Windows could not determin if this Computer contains avalid system Volume !!!

Does anybody may help me? I would be so happy

PS: I connected HD on SATA1 and SATA2 (red, master) ports, activated RAID
mode in Bios for ICH8R Southbridge chip but not for JMicron Raid
 
A

Andre Da Costa [ActiveWin]

You need to load drivers for your storage device, you were presented this
choice during the initial phase of setup when you selected the destination
drive.
 
M

Michael

I had same problem w/ 2x40GB IDE, 2x200GB SATA Raid0 on ICH5R, and 1x400GB
SATA on onboard Promise controller. RC1 did not "want" to install on
anything - not even an empty 40GB IDE (37.5GB per Vista) that I formatted
using RC1 disk tools.

RC1 accepted Intel drivers but could not make it accept Promise drivers -
both on floppies.

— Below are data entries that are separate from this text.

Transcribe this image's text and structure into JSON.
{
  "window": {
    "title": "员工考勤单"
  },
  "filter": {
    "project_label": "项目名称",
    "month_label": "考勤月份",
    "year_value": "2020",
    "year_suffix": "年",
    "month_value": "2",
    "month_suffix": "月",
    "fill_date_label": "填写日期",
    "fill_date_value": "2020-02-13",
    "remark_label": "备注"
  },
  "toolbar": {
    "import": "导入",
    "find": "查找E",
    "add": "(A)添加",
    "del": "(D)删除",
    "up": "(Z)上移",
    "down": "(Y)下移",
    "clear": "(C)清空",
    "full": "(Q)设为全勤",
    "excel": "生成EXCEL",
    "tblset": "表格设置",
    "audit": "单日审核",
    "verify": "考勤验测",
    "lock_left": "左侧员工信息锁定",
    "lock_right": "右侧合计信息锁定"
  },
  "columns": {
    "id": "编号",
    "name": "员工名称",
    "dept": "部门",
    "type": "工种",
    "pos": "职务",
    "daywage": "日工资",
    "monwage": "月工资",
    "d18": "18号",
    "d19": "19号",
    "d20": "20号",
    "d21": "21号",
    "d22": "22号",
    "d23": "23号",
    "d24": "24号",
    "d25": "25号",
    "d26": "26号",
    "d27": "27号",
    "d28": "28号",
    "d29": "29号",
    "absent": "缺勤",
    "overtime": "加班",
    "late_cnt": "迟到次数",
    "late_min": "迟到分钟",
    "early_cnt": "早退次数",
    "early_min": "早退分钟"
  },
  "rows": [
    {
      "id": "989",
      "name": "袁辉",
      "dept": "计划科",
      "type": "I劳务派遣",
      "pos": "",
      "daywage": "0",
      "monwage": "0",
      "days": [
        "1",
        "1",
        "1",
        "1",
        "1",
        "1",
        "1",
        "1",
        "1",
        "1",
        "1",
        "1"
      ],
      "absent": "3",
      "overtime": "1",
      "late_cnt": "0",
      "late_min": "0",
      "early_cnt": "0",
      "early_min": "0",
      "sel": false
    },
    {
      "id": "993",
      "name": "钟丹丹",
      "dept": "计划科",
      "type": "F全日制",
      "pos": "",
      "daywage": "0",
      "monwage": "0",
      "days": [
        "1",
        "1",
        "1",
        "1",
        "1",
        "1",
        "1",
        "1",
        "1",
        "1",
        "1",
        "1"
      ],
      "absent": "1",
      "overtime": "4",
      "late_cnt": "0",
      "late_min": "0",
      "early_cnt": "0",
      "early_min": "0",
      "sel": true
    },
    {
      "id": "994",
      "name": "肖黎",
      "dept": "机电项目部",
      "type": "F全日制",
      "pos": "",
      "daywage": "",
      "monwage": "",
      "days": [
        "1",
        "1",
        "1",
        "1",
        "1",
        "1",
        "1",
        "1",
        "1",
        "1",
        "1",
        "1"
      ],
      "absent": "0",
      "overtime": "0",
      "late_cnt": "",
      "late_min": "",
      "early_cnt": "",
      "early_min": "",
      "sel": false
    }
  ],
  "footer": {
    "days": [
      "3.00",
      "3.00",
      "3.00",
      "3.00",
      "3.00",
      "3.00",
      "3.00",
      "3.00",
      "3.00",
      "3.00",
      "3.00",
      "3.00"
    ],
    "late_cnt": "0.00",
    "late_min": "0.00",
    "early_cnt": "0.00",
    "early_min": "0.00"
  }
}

Anyway it did not find a suitable hard drive
configuration.

Next, I disabled the Raid, but RC1 would pop up the "No hard drive
configuration for Vista blah blah" even though I could see at least 1 of the
200GB HDDs in RC1 window.

Eventually, I upgraded to RC1 from XPSP2 on XP's 20GB partition and worked
pretty smooth - all 880GB HDD's recognized ; score for HDD (or "storage?")
was 5.1. RC1 did not find my Internet connection - an Intel Gigabit Ethernet
LAN to Router then cable modem - at check for updates install faze.

Something is wrong if RC1 would not install at on a 40GB formatted IDE HDD
and would install on a 20GB Sata Raid0 crammed w/ XP - take about 17.5 GB
together + OfficeXP + Office 20007 Beta etc.

To sum up, make an image of your XP instalation (if necessary) then try the
"Upgrade" option when installing from w/in XP.

Michael
 
S

Scott Napolitan \(MSFT\)

This is a frequent problem with SATA controllers. If you can set the SATA
mode to COMPATIBLE in BIOS this should fix the problem. It's not the
drivers. FreeBSD has the same problem.